Sin embargo, en medio de tanta seguridad siguen cayendo impunemente asesinados los sindicalistas que exigen a las multinacionales el respeto a los trabajadores y a sus derechos, los indígenas, los negros, los homosexuales y, sobre todo, los campesinos que reclaman la restitución de las tierras que los empresarios de la palma aceitera, la ganadería, las bananeras y las empresas mineras les arrebataron tras despojarlos mediante el terror paramilitar.
El desplazamiento masivo y forzado de cinco millones de personas no es sólo un serio problema de derechos humanos que convirtió a Colombia en el país del mundo con más desplazados internos. Es, ante todo, una estrategia de guerra para limpiar de gente que estorba las zonas donde se proyectan las inversiones del capital internacional que, según el gobierno, traerán la ‘prosperidad para todos’.

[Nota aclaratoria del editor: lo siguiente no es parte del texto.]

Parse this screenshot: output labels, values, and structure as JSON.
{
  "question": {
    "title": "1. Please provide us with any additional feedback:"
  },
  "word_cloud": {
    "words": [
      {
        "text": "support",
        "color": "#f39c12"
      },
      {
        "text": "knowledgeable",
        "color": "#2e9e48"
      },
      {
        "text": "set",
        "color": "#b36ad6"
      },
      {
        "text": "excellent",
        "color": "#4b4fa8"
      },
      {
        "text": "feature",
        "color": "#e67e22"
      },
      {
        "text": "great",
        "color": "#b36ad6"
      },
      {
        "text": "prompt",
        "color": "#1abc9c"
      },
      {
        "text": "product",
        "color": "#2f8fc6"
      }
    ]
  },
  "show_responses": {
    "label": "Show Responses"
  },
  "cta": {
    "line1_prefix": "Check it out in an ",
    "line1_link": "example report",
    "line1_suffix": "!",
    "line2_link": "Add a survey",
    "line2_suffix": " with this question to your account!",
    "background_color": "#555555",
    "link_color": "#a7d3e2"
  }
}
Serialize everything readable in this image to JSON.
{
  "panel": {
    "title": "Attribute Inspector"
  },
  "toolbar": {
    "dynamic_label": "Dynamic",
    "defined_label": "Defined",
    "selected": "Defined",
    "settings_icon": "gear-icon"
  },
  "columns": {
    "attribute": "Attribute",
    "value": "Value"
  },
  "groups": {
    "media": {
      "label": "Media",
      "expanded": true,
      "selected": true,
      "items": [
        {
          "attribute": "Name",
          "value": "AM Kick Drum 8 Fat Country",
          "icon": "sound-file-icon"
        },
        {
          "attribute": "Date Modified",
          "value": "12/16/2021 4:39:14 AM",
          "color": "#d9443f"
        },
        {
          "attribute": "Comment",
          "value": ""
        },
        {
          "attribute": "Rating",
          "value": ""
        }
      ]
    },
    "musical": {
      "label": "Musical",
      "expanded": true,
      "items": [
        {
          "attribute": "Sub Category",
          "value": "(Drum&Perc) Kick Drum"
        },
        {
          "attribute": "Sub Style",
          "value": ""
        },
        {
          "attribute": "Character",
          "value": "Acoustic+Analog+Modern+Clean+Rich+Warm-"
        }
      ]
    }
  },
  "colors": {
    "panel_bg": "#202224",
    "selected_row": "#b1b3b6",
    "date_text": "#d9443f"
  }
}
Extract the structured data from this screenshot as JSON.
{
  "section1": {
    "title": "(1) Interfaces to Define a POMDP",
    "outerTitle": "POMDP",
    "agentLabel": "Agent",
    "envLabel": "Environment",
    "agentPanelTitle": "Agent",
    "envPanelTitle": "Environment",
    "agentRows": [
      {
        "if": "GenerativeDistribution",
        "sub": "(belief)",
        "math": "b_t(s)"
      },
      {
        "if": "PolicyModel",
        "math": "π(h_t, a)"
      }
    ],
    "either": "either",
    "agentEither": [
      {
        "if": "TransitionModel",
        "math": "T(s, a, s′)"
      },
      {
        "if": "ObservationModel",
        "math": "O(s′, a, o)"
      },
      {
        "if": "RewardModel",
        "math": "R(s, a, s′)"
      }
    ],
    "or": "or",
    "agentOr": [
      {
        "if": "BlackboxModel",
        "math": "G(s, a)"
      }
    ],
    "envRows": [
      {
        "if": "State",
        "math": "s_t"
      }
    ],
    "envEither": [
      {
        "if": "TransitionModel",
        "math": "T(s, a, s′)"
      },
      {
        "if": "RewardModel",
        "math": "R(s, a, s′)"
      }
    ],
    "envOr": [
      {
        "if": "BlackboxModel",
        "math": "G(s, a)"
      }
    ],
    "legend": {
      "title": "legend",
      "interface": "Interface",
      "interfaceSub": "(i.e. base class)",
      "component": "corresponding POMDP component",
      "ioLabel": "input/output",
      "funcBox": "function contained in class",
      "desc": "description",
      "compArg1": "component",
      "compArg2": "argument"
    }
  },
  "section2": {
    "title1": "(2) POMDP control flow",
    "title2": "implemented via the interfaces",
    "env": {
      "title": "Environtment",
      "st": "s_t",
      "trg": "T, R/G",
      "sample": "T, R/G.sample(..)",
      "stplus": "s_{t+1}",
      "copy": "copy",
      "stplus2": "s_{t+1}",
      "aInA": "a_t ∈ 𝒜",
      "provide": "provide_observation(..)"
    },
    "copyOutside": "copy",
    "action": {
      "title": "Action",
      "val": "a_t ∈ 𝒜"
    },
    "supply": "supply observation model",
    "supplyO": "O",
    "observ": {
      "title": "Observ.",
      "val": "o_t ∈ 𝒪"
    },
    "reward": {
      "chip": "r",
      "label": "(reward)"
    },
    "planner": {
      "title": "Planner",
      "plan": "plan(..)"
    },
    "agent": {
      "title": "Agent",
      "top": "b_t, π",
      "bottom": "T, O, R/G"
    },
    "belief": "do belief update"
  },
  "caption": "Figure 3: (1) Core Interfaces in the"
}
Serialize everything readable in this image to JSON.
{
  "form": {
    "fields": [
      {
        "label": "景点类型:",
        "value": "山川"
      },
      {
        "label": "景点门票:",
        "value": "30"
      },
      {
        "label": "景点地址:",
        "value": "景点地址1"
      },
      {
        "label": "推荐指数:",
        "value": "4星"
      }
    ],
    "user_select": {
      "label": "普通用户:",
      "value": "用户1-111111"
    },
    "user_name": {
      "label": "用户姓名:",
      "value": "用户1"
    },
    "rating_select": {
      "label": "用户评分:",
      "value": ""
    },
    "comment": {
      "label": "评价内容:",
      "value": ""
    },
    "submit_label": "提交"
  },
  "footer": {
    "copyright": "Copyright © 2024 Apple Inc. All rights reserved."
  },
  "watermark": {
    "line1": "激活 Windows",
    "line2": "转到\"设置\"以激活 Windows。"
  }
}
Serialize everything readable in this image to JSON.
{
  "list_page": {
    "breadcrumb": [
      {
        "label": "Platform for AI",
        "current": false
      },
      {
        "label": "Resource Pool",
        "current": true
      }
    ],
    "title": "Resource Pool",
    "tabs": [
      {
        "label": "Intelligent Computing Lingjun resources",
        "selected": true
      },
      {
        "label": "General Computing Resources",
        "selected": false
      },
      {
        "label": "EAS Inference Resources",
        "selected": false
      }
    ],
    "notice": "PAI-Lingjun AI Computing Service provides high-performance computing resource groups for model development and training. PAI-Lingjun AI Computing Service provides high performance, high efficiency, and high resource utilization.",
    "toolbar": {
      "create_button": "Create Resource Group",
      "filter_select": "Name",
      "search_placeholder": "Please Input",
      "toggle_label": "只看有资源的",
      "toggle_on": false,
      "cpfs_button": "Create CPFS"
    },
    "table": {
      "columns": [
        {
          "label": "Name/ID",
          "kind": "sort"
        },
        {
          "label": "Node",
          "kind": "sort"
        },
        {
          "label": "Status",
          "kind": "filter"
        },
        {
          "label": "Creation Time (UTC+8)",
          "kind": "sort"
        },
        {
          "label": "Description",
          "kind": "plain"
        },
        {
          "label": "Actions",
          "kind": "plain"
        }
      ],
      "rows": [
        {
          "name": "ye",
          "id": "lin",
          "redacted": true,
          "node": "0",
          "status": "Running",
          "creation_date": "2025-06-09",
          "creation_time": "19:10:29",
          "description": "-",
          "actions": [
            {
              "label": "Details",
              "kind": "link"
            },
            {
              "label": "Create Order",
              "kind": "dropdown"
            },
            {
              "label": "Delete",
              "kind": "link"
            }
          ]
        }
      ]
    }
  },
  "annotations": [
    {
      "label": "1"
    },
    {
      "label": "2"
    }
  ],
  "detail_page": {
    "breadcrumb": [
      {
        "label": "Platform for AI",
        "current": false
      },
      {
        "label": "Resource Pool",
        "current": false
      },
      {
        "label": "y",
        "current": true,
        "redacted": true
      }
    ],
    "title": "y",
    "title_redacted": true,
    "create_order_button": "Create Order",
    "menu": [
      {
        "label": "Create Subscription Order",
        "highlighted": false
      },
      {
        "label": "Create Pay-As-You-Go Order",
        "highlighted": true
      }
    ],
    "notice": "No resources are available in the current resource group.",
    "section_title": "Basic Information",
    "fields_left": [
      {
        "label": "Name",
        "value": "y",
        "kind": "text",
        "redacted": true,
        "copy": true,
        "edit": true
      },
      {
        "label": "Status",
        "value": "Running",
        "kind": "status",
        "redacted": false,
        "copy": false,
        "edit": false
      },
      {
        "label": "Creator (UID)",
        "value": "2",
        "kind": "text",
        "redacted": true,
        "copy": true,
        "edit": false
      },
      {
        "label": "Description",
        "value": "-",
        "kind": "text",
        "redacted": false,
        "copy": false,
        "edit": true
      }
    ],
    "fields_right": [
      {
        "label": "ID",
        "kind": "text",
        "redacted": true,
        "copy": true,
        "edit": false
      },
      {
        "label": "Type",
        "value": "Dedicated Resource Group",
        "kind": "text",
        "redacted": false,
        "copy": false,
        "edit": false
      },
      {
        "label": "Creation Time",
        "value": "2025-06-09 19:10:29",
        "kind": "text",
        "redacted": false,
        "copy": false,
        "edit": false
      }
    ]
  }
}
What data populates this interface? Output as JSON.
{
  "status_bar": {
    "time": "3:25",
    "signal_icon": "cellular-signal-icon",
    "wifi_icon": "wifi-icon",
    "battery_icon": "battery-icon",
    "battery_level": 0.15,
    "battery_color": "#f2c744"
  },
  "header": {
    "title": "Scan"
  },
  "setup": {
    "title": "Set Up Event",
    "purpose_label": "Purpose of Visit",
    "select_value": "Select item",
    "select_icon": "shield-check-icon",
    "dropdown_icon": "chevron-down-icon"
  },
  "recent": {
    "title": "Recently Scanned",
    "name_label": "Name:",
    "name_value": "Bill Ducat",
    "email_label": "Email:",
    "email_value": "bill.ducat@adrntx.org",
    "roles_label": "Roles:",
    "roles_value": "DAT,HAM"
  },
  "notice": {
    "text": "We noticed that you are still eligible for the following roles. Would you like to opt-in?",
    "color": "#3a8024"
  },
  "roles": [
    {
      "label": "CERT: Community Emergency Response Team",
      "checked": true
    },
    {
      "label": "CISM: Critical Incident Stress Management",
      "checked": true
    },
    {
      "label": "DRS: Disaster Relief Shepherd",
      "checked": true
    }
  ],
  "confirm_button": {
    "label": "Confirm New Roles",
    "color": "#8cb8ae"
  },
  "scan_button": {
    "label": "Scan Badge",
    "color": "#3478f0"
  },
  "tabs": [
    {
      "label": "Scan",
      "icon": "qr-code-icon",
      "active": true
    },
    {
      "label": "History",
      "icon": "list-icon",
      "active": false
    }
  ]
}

Medio millón de colombianos huyeron de la persecución en forma de amenazas, asesinatos y terror y residen en otros países. Unos doce mil colombianos lograron pasar el año pasado los ríos San Miguel y Putumayo y llegaron angustiados, pidiendo asilo, a Ecuador. Decenas de miles más huyen hacia Venezuela o Panamá. Menos de la mitad lograrán el estatus de refugiados.
La mayoría de las personas desplazadas por el conflicto armado interno y por los proyectos de inversión están desamparadas en los países a donde lograron llegar. Son población vulnerable: las mujeres y las niñas parecieran destinadas a las redes de explotación sexual, los hombres y niños a la explotación laboral en los agro negocios, cuando no son captados por las redes de la delincuencia común o reclutados para la guerra por los grupos armados ilegales.
En el día del refugiado afirmamos que Colombia es hoy un país seguro para los inversionistas, pero no para la población empobrecida de campesinos, indígenas, negros, sindicalistas o integrantes de otras ‘minorías’, para las que la consigna del desarrollo y la prosperidad se convirtió en sinónimo de armamentismo, terror y destierro.